Хозяйский дом кораблем плыл по поляне: огромный, длинный, на фундаменте из тяжелых валунов, со стенами из таких толстых бревен, каких Бах в жизни не видывал. За долгие годы сруб потемнел и обветрился, родимыми пятнами чернели на нем щели, замазанные смолой. Струганые ставни были распахнуты только на нескольких окнах, остальные – плотно заперты. Высоченная крыша лохматилась соломой, из которой торчали две могучие каменные трубы.

Прочие хозяйственные постройки прятались позади: амбары, навесы, просторный хлев, низкая избушка ледника, колодезный сруб. Там же, на заднем дворе, высились горы ящиков, телеги и тележки, бочки, лежали дрова и пиленый лес; кажется, начинался какой-то сад – деревья за домом становились приземистей и реже, посверкивали аккуратными белеными стволами. Ограды у хутора не было – границей служили края поляны. И людей – тоже не было. Даже молчаливый киргиз куда-то сгинул, стоило Баху на миг отвернуться.

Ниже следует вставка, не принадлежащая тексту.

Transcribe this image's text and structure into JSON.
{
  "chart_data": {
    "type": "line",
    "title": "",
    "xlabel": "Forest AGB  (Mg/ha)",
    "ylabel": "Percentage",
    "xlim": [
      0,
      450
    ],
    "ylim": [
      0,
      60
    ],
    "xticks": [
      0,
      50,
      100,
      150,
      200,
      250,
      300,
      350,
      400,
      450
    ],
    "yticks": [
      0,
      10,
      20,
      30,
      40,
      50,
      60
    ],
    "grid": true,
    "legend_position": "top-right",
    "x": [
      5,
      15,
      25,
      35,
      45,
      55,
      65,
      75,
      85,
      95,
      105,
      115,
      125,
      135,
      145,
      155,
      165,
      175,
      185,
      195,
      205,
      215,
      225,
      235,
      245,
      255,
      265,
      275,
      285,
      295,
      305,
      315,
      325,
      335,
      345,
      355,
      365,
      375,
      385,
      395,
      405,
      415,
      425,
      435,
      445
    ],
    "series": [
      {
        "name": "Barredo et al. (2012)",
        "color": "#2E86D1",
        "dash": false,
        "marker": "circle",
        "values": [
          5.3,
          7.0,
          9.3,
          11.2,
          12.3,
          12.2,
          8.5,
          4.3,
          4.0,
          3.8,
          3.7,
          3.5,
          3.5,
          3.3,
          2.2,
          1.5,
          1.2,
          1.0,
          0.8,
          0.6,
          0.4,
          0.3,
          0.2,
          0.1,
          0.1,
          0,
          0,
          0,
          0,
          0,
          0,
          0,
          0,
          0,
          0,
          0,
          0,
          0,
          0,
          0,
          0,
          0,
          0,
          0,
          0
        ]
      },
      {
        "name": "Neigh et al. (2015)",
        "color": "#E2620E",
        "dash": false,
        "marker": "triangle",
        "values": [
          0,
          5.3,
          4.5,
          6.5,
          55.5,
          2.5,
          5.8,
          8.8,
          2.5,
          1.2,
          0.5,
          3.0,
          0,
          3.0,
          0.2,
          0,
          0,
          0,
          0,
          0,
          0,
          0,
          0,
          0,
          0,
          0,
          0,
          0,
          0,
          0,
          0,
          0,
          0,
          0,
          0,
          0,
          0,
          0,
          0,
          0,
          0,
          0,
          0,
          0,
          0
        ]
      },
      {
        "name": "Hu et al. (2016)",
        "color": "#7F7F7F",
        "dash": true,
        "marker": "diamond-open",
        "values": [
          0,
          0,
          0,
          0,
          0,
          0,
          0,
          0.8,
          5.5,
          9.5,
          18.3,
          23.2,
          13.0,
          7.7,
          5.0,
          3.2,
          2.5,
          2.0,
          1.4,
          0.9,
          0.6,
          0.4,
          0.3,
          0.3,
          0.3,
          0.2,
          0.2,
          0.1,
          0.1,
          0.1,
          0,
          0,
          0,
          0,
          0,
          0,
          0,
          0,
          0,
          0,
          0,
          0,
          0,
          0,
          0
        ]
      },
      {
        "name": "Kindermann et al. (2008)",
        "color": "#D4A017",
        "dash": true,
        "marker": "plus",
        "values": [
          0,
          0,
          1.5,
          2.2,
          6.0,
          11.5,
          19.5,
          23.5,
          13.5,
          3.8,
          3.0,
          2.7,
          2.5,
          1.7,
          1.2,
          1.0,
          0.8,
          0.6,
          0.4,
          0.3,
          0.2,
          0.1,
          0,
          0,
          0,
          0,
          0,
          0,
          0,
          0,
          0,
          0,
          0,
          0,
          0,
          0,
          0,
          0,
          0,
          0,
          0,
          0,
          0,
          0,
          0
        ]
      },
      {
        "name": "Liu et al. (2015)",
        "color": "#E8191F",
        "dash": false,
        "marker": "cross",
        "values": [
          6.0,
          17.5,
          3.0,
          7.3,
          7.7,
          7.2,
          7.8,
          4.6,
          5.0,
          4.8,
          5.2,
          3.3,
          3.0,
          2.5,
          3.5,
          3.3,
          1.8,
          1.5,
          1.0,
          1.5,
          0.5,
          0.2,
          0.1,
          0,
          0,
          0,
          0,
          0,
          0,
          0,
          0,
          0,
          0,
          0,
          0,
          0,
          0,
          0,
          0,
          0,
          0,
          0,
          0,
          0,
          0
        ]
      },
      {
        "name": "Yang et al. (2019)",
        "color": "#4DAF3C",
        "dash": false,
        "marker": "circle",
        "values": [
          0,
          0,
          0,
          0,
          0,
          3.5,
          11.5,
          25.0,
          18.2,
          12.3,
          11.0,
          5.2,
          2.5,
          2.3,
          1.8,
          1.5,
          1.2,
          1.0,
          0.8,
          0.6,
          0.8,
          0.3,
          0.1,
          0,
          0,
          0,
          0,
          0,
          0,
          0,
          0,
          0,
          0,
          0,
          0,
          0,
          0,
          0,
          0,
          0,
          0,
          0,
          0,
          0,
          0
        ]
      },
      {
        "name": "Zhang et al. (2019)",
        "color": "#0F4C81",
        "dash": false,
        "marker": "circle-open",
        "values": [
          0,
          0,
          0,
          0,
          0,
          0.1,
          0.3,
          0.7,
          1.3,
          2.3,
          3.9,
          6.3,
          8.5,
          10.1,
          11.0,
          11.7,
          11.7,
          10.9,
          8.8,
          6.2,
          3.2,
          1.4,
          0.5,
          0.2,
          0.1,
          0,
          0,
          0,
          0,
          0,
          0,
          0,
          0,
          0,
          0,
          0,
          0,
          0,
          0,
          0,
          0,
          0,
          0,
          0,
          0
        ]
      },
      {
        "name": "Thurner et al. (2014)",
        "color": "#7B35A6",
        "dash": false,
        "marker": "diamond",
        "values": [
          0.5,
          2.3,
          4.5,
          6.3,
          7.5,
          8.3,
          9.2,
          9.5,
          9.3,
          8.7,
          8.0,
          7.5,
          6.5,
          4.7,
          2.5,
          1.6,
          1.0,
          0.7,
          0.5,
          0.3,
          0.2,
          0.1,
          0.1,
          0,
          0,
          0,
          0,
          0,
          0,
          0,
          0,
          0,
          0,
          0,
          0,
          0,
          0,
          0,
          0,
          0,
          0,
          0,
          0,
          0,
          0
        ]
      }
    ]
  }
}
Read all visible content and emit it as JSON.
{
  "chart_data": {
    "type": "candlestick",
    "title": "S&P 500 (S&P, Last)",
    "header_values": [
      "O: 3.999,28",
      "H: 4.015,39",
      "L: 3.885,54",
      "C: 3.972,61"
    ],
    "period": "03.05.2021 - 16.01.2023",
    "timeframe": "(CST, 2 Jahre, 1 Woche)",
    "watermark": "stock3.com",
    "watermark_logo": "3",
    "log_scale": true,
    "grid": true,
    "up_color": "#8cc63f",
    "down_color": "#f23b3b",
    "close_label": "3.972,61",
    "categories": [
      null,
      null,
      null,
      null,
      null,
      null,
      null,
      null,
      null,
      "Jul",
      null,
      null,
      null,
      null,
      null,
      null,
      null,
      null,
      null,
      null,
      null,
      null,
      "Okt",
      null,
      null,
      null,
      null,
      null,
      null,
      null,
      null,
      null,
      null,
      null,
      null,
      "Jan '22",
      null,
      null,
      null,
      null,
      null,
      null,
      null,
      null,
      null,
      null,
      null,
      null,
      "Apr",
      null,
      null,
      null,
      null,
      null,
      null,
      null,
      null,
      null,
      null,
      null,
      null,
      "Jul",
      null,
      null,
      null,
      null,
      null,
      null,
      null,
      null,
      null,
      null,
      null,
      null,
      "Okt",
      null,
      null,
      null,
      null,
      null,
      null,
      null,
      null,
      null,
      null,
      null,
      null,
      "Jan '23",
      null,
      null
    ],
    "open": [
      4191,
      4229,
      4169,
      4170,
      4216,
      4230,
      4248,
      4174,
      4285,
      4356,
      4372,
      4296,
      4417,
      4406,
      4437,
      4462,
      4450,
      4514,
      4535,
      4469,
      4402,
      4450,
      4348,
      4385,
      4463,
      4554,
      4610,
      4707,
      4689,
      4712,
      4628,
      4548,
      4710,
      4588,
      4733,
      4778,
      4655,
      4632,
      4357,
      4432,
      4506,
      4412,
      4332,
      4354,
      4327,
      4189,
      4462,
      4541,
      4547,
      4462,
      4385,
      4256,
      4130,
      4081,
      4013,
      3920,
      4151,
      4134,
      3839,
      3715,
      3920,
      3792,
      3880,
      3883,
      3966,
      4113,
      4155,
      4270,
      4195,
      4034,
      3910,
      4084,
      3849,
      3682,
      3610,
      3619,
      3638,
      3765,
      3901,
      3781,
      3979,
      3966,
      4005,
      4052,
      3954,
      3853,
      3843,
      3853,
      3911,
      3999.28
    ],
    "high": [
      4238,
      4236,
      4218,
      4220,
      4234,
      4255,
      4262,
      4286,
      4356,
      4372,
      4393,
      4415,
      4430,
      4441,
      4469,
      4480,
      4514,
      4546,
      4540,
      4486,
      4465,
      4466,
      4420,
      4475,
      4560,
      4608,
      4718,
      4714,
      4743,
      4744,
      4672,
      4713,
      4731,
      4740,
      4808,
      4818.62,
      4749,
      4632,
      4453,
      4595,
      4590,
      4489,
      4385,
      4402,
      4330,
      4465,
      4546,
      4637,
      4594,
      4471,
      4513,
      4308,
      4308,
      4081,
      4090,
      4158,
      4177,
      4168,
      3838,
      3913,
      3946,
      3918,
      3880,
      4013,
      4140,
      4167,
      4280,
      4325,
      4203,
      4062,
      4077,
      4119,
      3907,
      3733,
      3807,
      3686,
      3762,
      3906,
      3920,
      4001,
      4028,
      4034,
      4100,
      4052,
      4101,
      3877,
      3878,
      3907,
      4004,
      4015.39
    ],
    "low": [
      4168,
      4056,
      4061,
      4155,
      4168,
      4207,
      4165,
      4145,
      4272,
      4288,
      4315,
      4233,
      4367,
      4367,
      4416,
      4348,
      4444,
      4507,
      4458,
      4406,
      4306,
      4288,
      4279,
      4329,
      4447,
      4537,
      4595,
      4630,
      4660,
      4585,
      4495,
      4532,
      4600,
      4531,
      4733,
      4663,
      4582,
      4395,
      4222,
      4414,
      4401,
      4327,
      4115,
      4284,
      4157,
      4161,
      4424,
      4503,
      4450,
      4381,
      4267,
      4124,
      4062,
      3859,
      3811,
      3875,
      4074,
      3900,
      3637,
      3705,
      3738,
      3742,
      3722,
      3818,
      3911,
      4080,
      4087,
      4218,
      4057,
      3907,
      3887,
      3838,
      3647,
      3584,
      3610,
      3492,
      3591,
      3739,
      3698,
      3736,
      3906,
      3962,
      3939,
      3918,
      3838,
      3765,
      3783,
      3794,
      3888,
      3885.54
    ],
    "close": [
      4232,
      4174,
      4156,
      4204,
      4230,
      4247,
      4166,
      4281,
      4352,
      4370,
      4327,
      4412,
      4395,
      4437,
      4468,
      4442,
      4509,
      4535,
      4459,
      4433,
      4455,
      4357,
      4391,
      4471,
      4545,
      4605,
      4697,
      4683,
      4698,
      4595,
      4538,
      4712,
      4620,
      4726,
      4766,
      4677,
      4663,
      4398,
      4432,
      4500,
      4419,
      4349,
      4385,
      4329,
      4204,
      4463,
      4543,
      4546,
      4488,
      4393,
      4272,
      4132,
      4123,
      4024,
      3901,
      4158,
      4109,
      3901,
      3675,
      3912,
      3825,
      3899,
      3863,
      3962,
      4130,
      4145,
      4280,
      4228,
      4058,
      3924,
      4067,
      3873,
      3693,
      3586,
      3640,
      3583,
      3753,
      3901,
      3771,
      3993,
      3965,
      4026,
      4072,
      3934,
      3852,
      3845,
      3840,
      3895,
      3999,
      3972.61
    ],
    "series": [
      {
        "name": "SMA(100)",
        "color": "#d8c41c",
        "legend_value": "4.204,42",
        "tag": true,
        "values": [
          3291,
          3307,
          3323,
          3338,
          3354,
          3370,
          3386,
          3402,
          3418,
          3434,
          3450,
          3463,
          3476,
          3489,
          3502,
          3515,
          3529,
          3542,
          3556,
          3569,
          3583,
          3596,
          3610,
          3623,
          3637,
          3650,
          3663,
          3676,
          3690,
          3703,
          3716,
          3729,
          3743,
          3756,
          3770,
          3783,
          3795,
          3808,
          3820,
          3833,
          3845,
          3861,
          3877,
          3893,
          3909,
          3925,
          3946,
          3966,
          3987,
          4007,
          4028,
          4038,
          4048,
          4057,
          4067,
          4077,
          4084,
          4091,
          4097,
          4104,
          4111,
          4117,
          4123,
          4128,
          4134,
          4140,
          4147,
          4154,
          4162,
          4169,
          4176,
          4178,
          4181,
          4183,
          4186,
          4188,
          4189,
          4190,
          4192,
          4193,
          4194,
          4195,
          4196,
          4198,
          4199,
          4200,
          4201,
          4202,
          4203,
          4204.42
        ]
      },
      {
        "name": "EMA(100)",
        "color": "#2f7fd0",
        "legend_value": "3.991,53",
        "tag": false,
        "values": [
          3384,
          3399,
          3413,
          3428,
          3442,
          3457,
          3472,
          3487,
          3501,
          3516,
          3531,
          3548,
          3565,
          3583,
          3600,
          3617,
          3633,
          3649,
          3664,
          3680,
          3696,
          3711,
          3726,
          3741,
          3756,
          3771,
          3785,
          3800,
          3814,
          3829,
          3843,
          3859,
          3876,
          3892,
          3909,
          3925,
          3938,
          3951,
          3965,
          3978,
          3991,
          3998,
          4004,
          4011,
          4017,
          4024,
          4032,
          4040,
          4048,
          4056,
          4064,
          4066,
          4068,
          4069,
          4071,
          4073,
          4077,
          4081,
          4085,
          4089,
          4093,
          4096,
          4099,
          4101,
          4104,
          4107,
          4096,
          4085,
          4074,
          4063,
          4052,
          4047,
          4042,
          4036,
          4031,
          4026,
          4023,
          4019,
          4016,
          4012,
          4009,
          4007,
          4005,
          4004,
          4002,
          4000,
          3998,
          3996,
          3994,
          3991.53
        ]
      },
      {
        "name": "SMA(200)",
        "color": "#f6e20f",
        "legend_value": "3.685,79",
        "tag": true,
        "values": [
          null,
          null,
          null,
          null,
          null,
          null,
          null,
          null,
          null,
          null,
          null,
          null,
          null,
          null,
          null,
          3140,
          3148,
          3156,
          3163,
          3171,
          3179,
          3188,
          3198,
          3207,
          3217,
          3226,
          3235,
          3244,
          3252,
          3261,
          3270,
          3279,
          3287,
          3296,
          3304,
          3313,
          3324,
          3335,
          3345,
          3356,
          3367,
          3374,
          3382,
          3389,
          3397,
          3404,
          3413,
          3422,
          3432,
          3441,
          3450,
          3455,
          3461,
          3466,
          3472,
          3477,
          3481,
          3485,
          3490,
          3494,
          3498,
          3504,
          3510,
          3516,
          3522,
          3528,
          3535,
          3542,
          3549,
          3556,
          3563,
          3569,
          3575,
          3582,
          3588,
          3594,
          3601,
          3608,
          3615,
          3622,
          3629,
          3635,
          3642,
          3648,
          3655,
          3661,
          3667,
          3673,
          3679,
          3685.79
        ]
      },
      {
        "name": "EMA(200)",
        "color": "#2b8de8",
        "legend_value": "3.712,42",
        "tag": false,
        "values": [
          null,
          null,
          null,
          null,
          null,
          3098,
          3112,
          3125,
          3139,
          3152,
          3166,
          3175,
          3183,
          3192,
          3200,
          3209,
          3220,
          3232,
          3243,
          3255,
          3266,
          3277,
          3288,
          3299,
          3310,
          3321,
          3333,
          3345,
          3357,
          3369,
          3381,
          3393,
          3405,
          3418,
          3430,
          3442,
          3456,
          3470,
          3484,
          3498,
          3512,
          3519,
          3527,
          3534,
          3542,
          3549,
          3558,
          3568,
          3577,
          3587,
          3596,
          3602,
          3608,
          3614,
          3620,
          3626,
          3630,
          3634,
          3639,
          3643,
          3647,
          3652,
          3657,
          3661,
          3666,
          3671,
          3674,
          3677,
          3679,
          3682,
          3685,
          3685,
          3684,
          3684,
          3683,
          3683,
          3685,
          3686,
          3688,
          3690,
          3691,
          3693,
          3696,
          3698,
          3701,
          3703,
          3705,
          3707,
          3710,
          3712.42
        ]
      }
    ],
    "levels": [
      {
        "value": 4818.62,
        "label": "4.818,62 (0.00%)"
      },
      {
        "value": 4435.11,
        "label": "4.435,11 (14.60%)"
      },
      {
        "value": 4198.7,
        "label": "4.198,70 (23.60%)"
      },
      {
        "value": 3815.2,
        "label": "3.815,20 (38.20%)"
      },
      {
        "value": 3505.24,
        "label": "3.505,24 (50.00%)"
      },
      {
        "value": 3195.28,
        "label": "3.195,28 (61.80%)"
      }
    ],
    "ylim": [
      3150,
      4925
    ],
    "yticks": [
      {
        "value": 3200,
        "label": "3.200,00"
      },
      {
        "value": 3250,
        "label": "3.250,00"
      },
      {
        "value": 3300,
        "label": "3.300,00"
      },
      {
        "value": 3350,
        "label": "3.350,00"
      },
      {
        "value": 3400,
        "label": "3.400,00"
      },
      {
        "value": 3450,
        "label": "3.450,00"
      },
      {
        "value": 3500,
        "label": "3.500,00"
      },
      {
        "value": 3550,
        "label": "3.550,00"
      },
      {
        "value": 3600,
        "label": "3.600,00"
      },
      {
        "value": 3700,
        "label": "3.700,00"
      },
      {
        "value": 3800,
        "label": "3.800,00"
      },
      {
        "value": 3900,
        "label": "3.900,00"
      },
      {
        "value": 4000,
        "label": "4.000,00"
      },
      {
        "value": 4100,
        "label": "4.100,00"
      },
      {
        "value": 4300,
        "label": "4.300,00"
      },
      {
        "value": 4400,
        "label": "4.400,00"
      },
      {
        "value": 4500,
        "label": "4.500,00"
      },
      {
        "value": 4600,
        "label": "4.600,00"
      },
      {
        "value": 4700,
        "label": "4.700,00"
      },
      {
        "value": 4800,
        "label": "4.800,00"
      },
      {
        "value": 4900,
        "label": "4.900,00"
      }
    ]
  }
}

Выглядело все так, будто минуту назад жизнь еще была здесь: торчал из колоды топор с длинной ручкой, рядом валялись колотые дрова; у крыльца стояло ведро с дымящейся запарой и тут же – чьи-то разорванные башмаки; из опрокинутой лейки струилась на землю вода; курились остатки углей в очаге летней кухоньки. И – ни звука, ни движенья. Только на краю поляны колыхалось на ветру белье, изредка вздуваясь над веревкой и издавая короткие хлопки.

– День добрый, – приблизившись, Бах с усилием разлепил пересохшие от волнения губы и обратился к двери дома, слегка приоткрытой. – Я бы хотел говорить с господином Удо Гриммом.

Выждав немного, поднялся на крыльцо. Долго и нарочито громко шаркал ногами о ребро пороговой доски, счищая с подошв грязь. Потянул на себя дверную ручку и шагнул в молчавшую темноту.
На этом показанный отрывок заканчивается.